PADRONI DI CASA

Valutazione
Complesso, Problematico
Tematica
Malattia, Male, Matrimonio - coppia, Violenza
Genere
Drammatico
Regia
Edoardo Gabbriellini
Durata
90'
Anno di uscita
2012
Nazionalità
Italia
Distribuzione
Good Films
Soggetto e Sceneggiatura
Edoardo Gabbriellini, Francesco Cenni, Michele Pellegrini, Valerio Mastandrea Edoardo Gabbriellini, Pierpaolo Piciarelli
Musiche
Gabriele Roberto, Stefano Pilia, canzoni di Cesare Cremonini
Montaggio
Walter Fasano

Orig.: Italia (2012) - Sogg.: Edoardo Gabbriellini, Pierpaolo Piciarelli - Scenegg.: Edoardo Gabbriellini, Francesco Cenni, Michele Pellegrini, Valerio Mastandrea - Fotogr.(Scope/a colori): Daria D'Antonio - Mus.: Gabriele Roberto, Stefano Pilia, canzoni di Cesare Cremonini - Montagg.: Walter Fasano - Dur.: 90' - Produz.: Massimiliano Violante, Marco Morabito, Luca Guadagnino, Valentina Avenia per First Sun, Alexandra Della Porta Rodiani Productions.

Interpreti e ruoli

Valerio Mastandrea (Cosimo), Elio Germano (Elia), Gianni Morandi (Fausto Mieli), Valeria Bruni Tedeschi (Moira Mieli), Francesca Rabbi (Adriana), Mauro Marchese (Calzolari), Lorenzo Rivola (Davide), Alina Gulyalyeva (Alina), Giovanni Piccinini . (Giovanni)

Soggetto

I fratelli romani Cosimo e Elia, imprenditori edili, arrivano in un paesino dell'Appennino emiliano con il compito di ristrutturare la villa di Fausto Mieli, popolare cantante da tempo lontano dalle scene. Quasi da subito i due hanno degli screzi con gli abitanti locali. Ne nasce una reciproca, istintiva antipatia che cresce con il passare dei giorni. Elia peggiora la situazione nel momento in cui avvia una storia con Adriana, un ragazza del luogo. Altre occasioni si verificano per incontri e scambi di battute acidi e velenosi. La moglie di Mieli, epilettica sulla sedie a rotelle, ha un colpo fatale mentre Mieli comincia il suo nuovo concerto. Della morte viene incolpato Cosimo, inseguito da alcuni abitanti esasperati. Tutto succede mentre Elia è in camera in compagnia di Adriana.
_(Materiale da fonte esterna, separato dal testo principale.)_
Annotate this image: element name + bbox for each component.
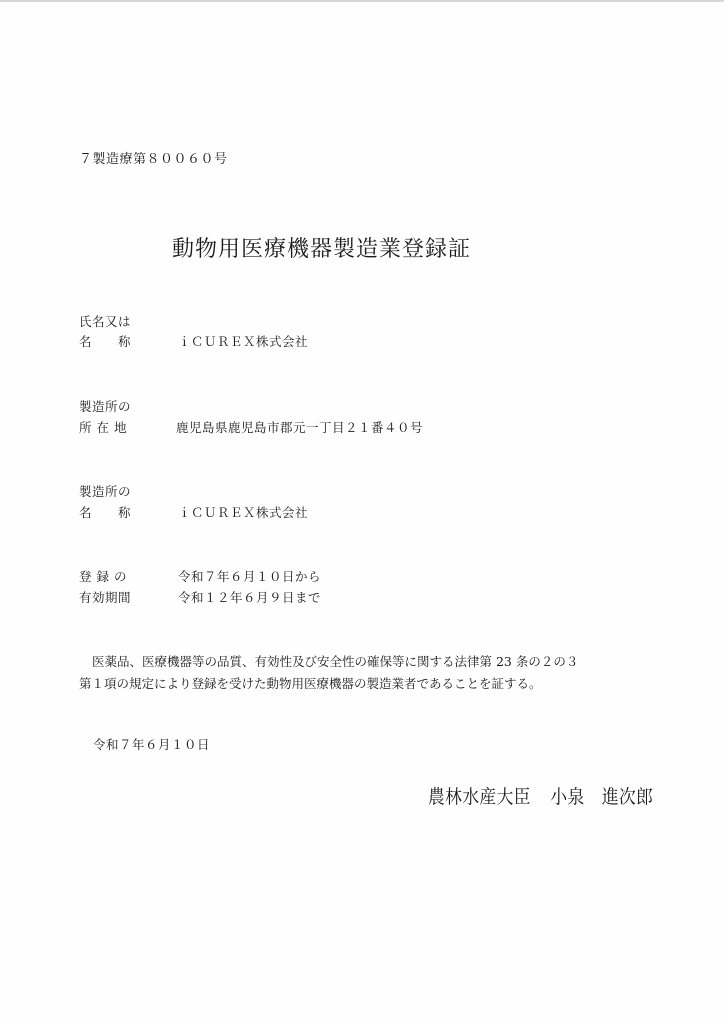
name-label-line1: 氏名又は (79, 314, 132, 329)
validity-label-line1: 登 録 の (79, 569, 127, 584)
issue-date: 令和７年６月１０日 (93, 737, 211, 752)
name-label-line2: 名 称 (79, 334, 132, 349)
validity-end: 令和１２年６月９日まで (178, 590, 322, 605)
signer-block (428, 782, 653, 809)
facility-name-label-line1: 製造所の (79, 484, 132, 499)
location-value: 鹿児島県鹿児島市郡元一丁目２１番４０号 (176, 420, 424, 435)
signer-name: 小泉 進次郎 (550, 786, 654, 808)
certificate-title: 動物用医療機器製造業登録証 (172, 237, 472, 262)
facility-name-value: ｉＣＵＲＥＸ株式会社 (178, 505, 309, 520)
scan-top-edge (0, 0, 724, 2)
document-number: ７製造療第８００６０号 (79, 152, 228, 167)
certification-statement (79, 651, 649, 695)
statement-line2: 第１項の規定により登録を受けた動物用医療機器の製造業者であることを証する。 (79, 676, 542, 691)
validity-start: 令和７年６月１０日から (178, 569, 322, 584)
location-label-line1: 製造所の (79, 399, 132, 414)
name-value: ｉＣＵＲＥＸ株式会社 (178, 334, 309, 349)
statement-line1: 医薬品、医療機器等の品質、有効性及び安全性の確保等に関する法律第 23 条の２の３ (92, 654, 579, 669)
validity-label-line2: 有効期間 (79, 590, 132, 605)
location-label-line2: 所 在 地 (79, 420, 127, 435)
signer-title: 農林水産大臣 (428, 786, 531, 808)
facility-name-label-line2: 名 称 (79, 505, 132, 520)
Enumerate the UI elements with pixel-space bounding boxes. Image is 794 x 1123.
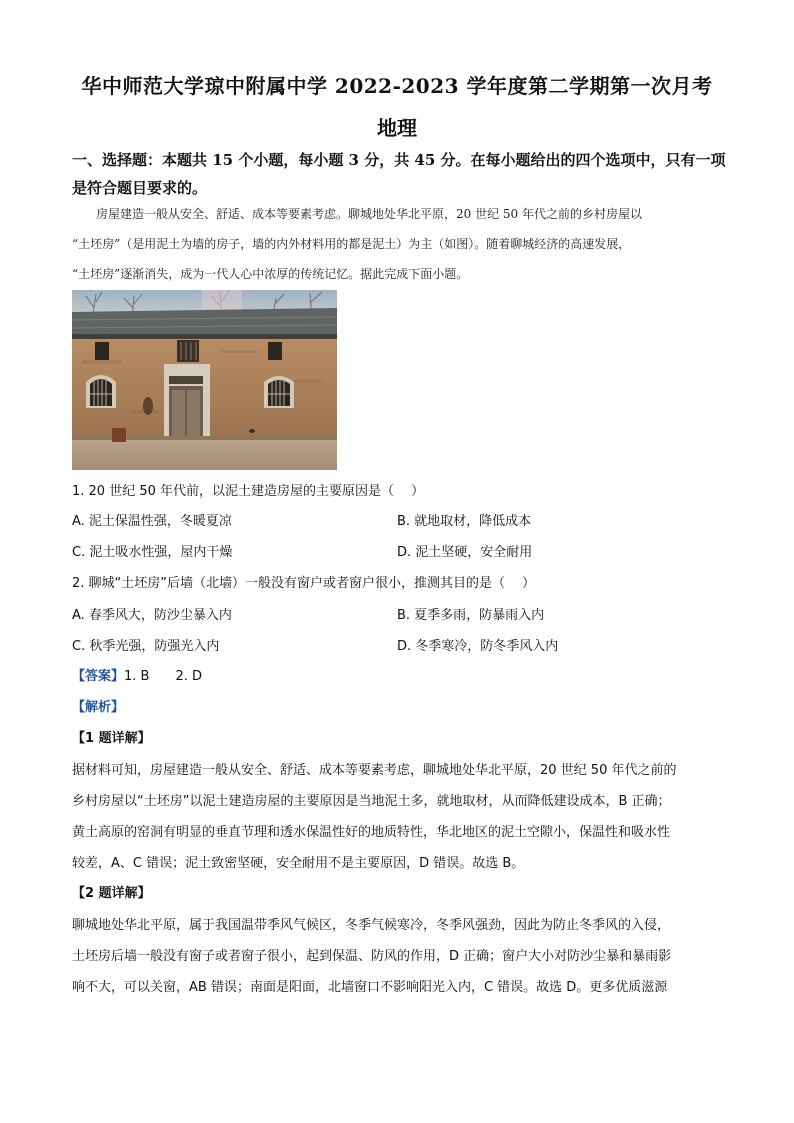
question-2-option-b: B. 夏季多雨，防暴雨入内 xyxy=(397,608,545,623)
question-1-option-d: D. 泥土坚硬，安全耐用 xyxy=(397,545,533,560)
detail-2-line: 聊城地处华北平原，属于我国温带季风气候区，冬季气候寒冷，冬季风强劲，因此为防止冬季风的入侵， xyxy=(72,918,671,933)
question-2-option-d: D. 冬季寒冷，防冬季风入内 xyxy=(397,639,559,654)
detail-2-text xyxy=(72,910,724,1003)
material-line: 房屋建造一般从安全、舒适、成本等要素考虑。聊城地处华北平原，20 世纪 50 年代之前的乡村房屋以 xyxy=(96,207,642,221)
detail-2-line: 响不大，可以关窗，AB 错误；南面是阳面，北墙窗口不影响阳光入内，C 错误。故选 D。更多优质滋源 xyxy=(72,980,668,995)
analysis-heading xyxy=(72,698,124,718)
question-1-option-c: C. 泥土吸水性强，屋内干燥 xyxy=(72,545,233,560)
detail-2-line: 土坯房后墙一般没有窗子或者窗子很小，起到保温、防风的作用，D 正确；窗户大小对防沙尘暴和暴雨影 xyxy=(72,949,672,964)
detail-2-label: 【2 题详解】 xyxy=(72,886,151,901)
question-1-stem: 1. 20 世纪 50 年代前，以泥土建造房屋的主要原因是（ ） xyxy=(72,484,425,499)
detail-2-heading xyxy=(72,884,151,904)
answer-label: 【答案】 xyxy=(72,669,125,684)
detail-1-label: 【1 题详解】 xyxy=(72,731,151,746)
detail-1-text xyxy=(72,755,724,879)
analysis-label: 【解析】 xyxy=(72,700,125,715)
detail-1-heading xyxy=(72,729,151,749)
subject-title: 地理 xyxy=(377,116,417,140)
detail-1-line: 黄土高原的窑洞有明显的垂直节理和透水保温性好的地质特性，华北地区的泥土空隙小，保温性和吸水性 xyxy=(72,825,671,840)
material-line: “土坯房”逐渐消失，成为一代人心中浓厚的传统记忆。据此完成下面小题。 xyxy=(72,267,469,281)
question-2-option-c: C. 秋季光强，防强光入内 xyxy=(72,639,220,654)
detail-1-line: 乡村房屋以“土坯房”以泥土建造房屋的主要原因是当地泥土多，就地取材，从而降低建设成本，B 正确； xyxy=(72,794,671,809)
detail-1-line: 据材料可知，房屋建造一般从安全、舒适、成本等要素考虑，聊城地处华北平原，20 世纪 50 年代之前的 xyxy=(72,763,677,778)
exam-title: 华中师范大学琼中附属中学 2022-2023 学年度第二学期第一次月考 xyxy=(81,74,713,98)
answer-line xyxy=(72,667,202,687)
question-2-stem: 2. 聊城“土坯房”后墙（北墙）一般没有窗户或者窗户很小，推测其目的是（ ） xyxy=(72,576,536,591)
question-1-option-a: A. 泥土保温性强，冬暖夏凉 xyxy=(72,514,232,529)
question-2-option-a: A. 春季风大，防沙尘暴入内 xyxy=(72,608,232,623)
answer-value: 1. B 2. D xyxy=(124,669,203,684)
section-heading: 一、选择题：本题共 15 个小题，每小题 3 分，共 45 分。在每小题给出的四个选项中，只有一项是符合题目要求的。 xyxy=(72,151,726,197)
earthen-house-photo xyxy=(72,290,337,470)
material-line: “土坯房”（是用泥土为墙的房子，墙的内外材料用的都是泥土）为主（如图）。随着聊城经济的高速发展， xyxy=(72,237,631,251)
detail-1-line: 较差，A、C 错误；泥土致密坚硬，安全耐用不是主要原因，D 错误。故选 B。 xyxy=(72,856,525,871)
question-1-option-b: B. 就地取材，降低成本 xyxy=(397,514,532,529)
material-passage xyxy=(72,199,732,289)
Finisce con una spietata sparatoria, che lascia per terra tre vittime.

Valutazione Pastorale

Nel 2003 l'esordio di Edoardo Gabbriellini era avvenuto con "B.B. e il cormorano", storia disadattata e frammentaria, non priva di ammiccanti intuizioni. Sono due facce della stessa medaglia (dello stesso film) che tornano anche in questo secondo titolo. Il copione parte, entrando a piedi uniti nella creazione di atmosfere allarmate, cariche di attesa. Il contesto paesaggistico acquista subito rilevanza nel cesellare reazioni, sentimenti, incomprensioni crescenti. Nello spaccato di vita dove trionfa un isolamento fisico e mentale, cresce un'atmosfer nera, riflesso di tante possibili reazioni, spesso trattenute a altre volte liberate. Il racconto è sporco, sbandato, difettoso, sembra spesso deragliare, ma tiene la rotta di un cinema privo di compiacimenti, arrabbiato e provocatorio, tragedia dell'incomunicabilità in tempi postmoderni non sintonizzati tra loro. La crudeltà e il pessimismo dell'assunto rstano sopra le righe, quasi metaforici e irreali. Dal punto di vista pastorale, il film è da valutare come complesso, e nell'insieme problematico.

Utilizzazione

Il film può essere utilizzato in programmazione ordinaria, con la giusta attenzione rispetto ai posibili equivoci che la storia può creare. Stessa cura è da tenere per minori e piccoli in vista di passaggi televisivi o di uso di dvd e di altri supporti tecnici.